Students don’t have a choice. They must be in school, and they are required to do what their teachers tell them or face the consequences. Educators have a choice. Why do so many choose ineffective and outdated strategies that feel like torture? It is no wonder that kids see the rigor of school like rigor mortis: stiff and dead!
Let’s start with the way that many students receive their precious learning: lecture. While I like a good monologue, I usually can’t repeat more than a few lines even after I’ve just heard it. When so many better methods are available to communicate content to kids, why would a teacher drone and on and on? In high schools and colleges alike, there are countless instructors putting kids to sleep, reading their slides, reiterating the textbook, and missing the point. Educational research is clear: the lecture is the least effective way to teach kids. In small amounts, here and there, it can supplement other strategies, but it should never (yes, I wrote never) be the primary method of instruction. Lecture is the first refuge of the weak teacher who has no other teaching tools. It is the favorite of the self-indulgent teacher, who likes to perform and entertain rather than teach, and it is the sure fire way to kill student motivation and engagement. Shut up and teach!
An NPR story looked at how colleges from Maryland to Harvard are finding that the lecture is not effective even in their science classes. The Arizona University study cited in NPR’s story found that, “The traditional lecture-based physics course produces little or no change in most students' fundamental understanding of how the physical world works.” The study’s author went on to state that, "The classes only seem to be really working for about 10 percent of the students…[a]nd I maintain, I think all the evidence indicates, that these 10 percent are the students that would learn it even without the instructor. They essentially learn it on their own.” So, lecturers, you are preaching to the choir.
And while we are discussing the lecture, why are many teachers obsessed with filling course with massive amounts of material? The lecture is long because the teacher has stuffed it with too much content. One has to wonder if whoever “designed” the curriculum could make choices, understood the subject well enough to be able to separate the wheat from the chaff, or was far more enamored with the subject matter than with the idea of teaching it. In an age when almost any factual question can be researched in seconds using a device smaller than a piece of toast, is it so important to list them all on your PowerPoint slide, professor?
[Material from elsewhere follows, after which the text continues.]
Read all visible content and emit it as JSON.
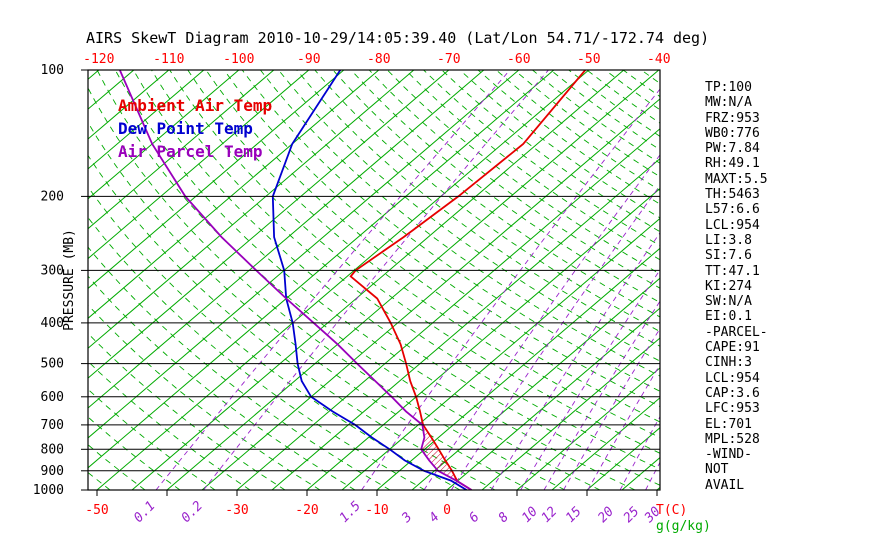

Once the kids have been subjected to archaic recitations of long lists of facts, they are then bludgeoned with tests. These tests are frequently so long that they are not only assessing students’ ability to regurgitate the material, but also if they can do so at breakneck speed. Tests at both high school and college level seem designed to trick and confuse even the most prepared students. Most of us don’t do our best work when we are rushing, yet countless students are evaluated this way.
Alfie Kohn, the renowned author of Punished By Rewards, noted in an article in the Washington Post that tests “are typically more about measuring the number of facts that have been crammed into students’ short-term memories than they are about assessing understanding.” Kohn goes on to note, “That’s why it’s so disconcerting to find teachers who are proud of their student-centered approach to instruction, who embrace active and interactive forms of learning, yet continue to rely on tests as the primary, or even sole, form of assessment in their classrooms.”
As I have noted in the past, grades are also used as a way to beat up students. Students who learn and demonstrate their learning throughout the term will get an averaged grade that penalizes them for learning because they were not proficient at the very beginning of class. Shouldn’t education change us? Shouldn’t we grow from the class? Shouldn’t the grade reflect that?
Assistant Professor Paul Thomas of Furman University sends his students an apology letter at the end of the term. He regrets having to give them a final grade, saying, “In my quest to honor the essential dignity of each one of you, then, I have fought the good fight against what I feel is deeply dehumanizing—grading.”
As the semester comes to a close, I examine each student and look at my record of his or her learning. I, too, wish that I did not have to reduce our wonderful process to a single letter. It devalues and diminishes the educational growth that has happened in our classroom. The best I can do is find a way to make the grade an aggregate of students’ proficiency in the skills we have practiced all the semester. How would you like eighteen weeks of your works to be reduced to a single letter? What does that say about what you have accomplished?
Good teachers work hard to foster their students’ learning. Good teachers carefully craft their lessons and assessments to facilitate student success. Lectures, overwhelming content, and dehumanizing and punitive grading are the antithesis of good education. Once upon a time, a long time ago, they were the only tools we had. The old quotation (attributed to many) says that, “If the only tool you have is a hammer, every problem looks like a nail.” Educators, stop nailing your students. It is time to use brave new tools!